A short synopsis of Woody Woodring’s actions describe a man bent on tracking down Bonnie no matter what, allowing nothing to stand in his way.

“The intentional and criminal action of John Woodring, which included breaking into a neighbor’s house to steal a shot gun, evading law enforcement on outstanding arrest warrants, breaking in to the emergency shelter, kidnapping a REACH employee, threatening a REACH employee with a shotgun, taking (Bonnie) hostage while at gun point and ultimately shooting and killing (Bonnie) ... insulates REACH from liability for damages,” REACH states in its response.

REACH claims it is also insulated by a liability waiver Bonnie signed before checking in to the shelter. The liability waiver bearing Bonnie’s signature states: “I, Bonnie Woodring, hereby agree to hold REACH of Jackson County harmless from any liability in case of illness or injury to myself or my children as a result of any services (including transportation, shelter, etc.) received while in the REACH offices of shelter.”

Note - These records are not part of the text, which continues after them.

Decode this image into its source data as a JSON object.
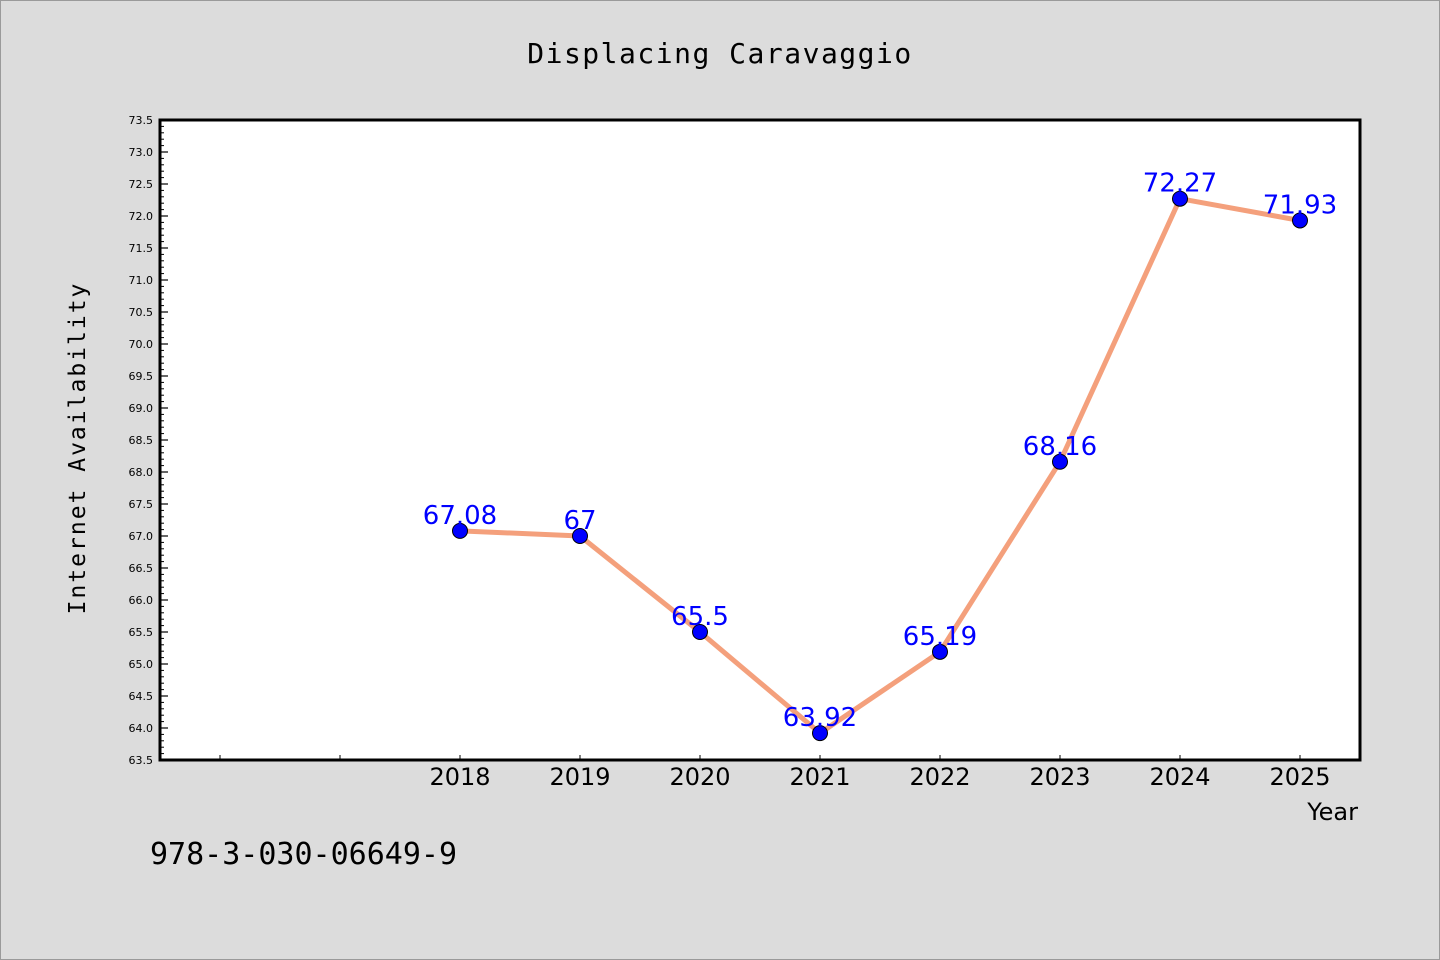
{
  "chart_data": {
    "type": "line",
    "title": "Displacing Caravaggio",
    "xlabel": "Year",
    "ylabel": "Internet Availability",
    "x": [
      "2018",
      "2019",
      "2020",
      "2021",
      "2022",
      "2023",
      "2024",
      "2025"
    ],
    "series": [
      {
        "values": [
          67.08,
          67,
          65.5,
          63.92,
          65.19,
          68.16,
          72.27,
          71.93
        ],
        "data_labels": [
          "67.08",
          "67",
          "65.5",
          "63.92",
          "65.19",
          "68.16",
          "72.27",
          "71.93"
        ]
      }
    ],
    "ylim": [
      63.5,
      73.5
    ],
    "yticks": [
      "63.5",
      "64.0",
      "64.5",
      "65.0",
      "65.5",
      "66.0",
      "66.5",
      "67.0",
      "67.5",
      "68.0",
      "68.5",
      "69.0",
      "69.5",
      "70.0",
      "70.5",
      "71.0",
      "71.5",
      "72.0",
      "72.5",
      "73.0",
      "73.5"
    ],
    "grid": false,
    "legend": "none",
    "colors": {
      "line": "#f4a07c",
      "marker": "#0000ff",
      "data_label": "#0000ff",
      "background": "#dcdcdc",
      "plot_background": "#ffffff"
    }
  },
  "footer": {
    "isbn": "978-3-030-06649-9"
  }
}
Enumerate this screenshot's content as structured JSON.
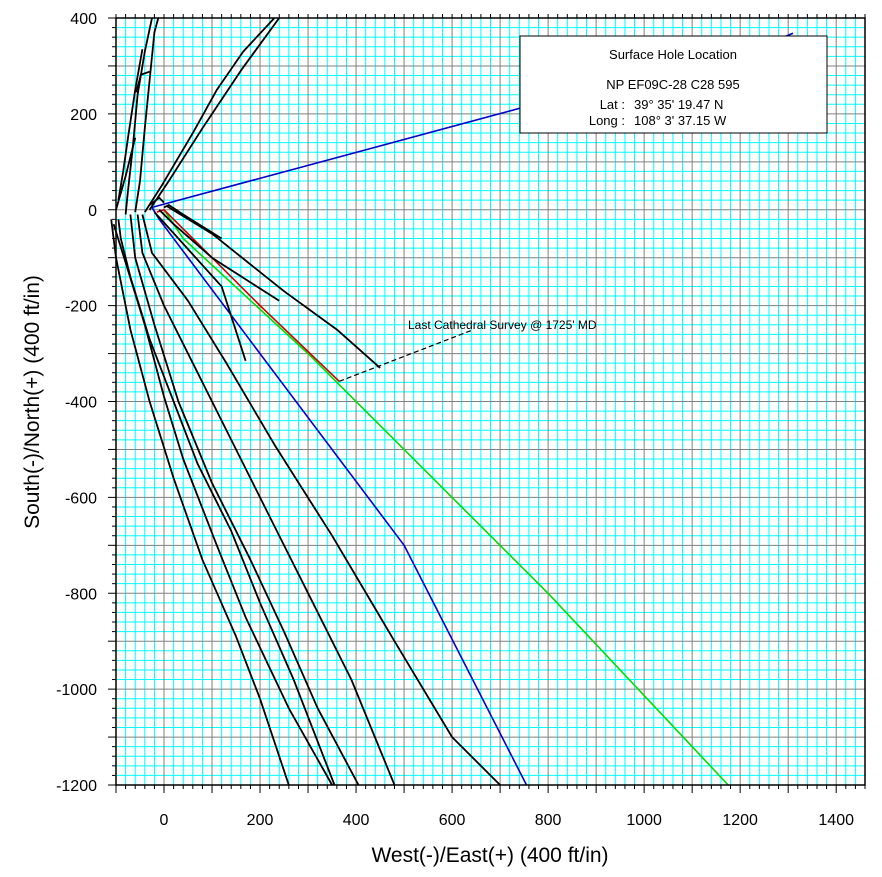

The cause of Woody’s death on the Lake Fontana houseboat is inconclusive. Woody had broken into a couple of houseboats moored at the lake for the winter in search of food and shelter. Reports of break-ins — along with the discovery of a van stolen from Knoxville where Woodring had abandoned a previous stolen vehicle — led the police to the area. When they found him, he had a suicide note and a gun in his possession that was stolen from one of the other houseboats. But an autopsy revealed no signs of a gunshot wound or other self-inflicted injury, however, and concluded Woody could have died of a heart condition aggregated by intoxication. Woody had appeared on America’s Most Wanted.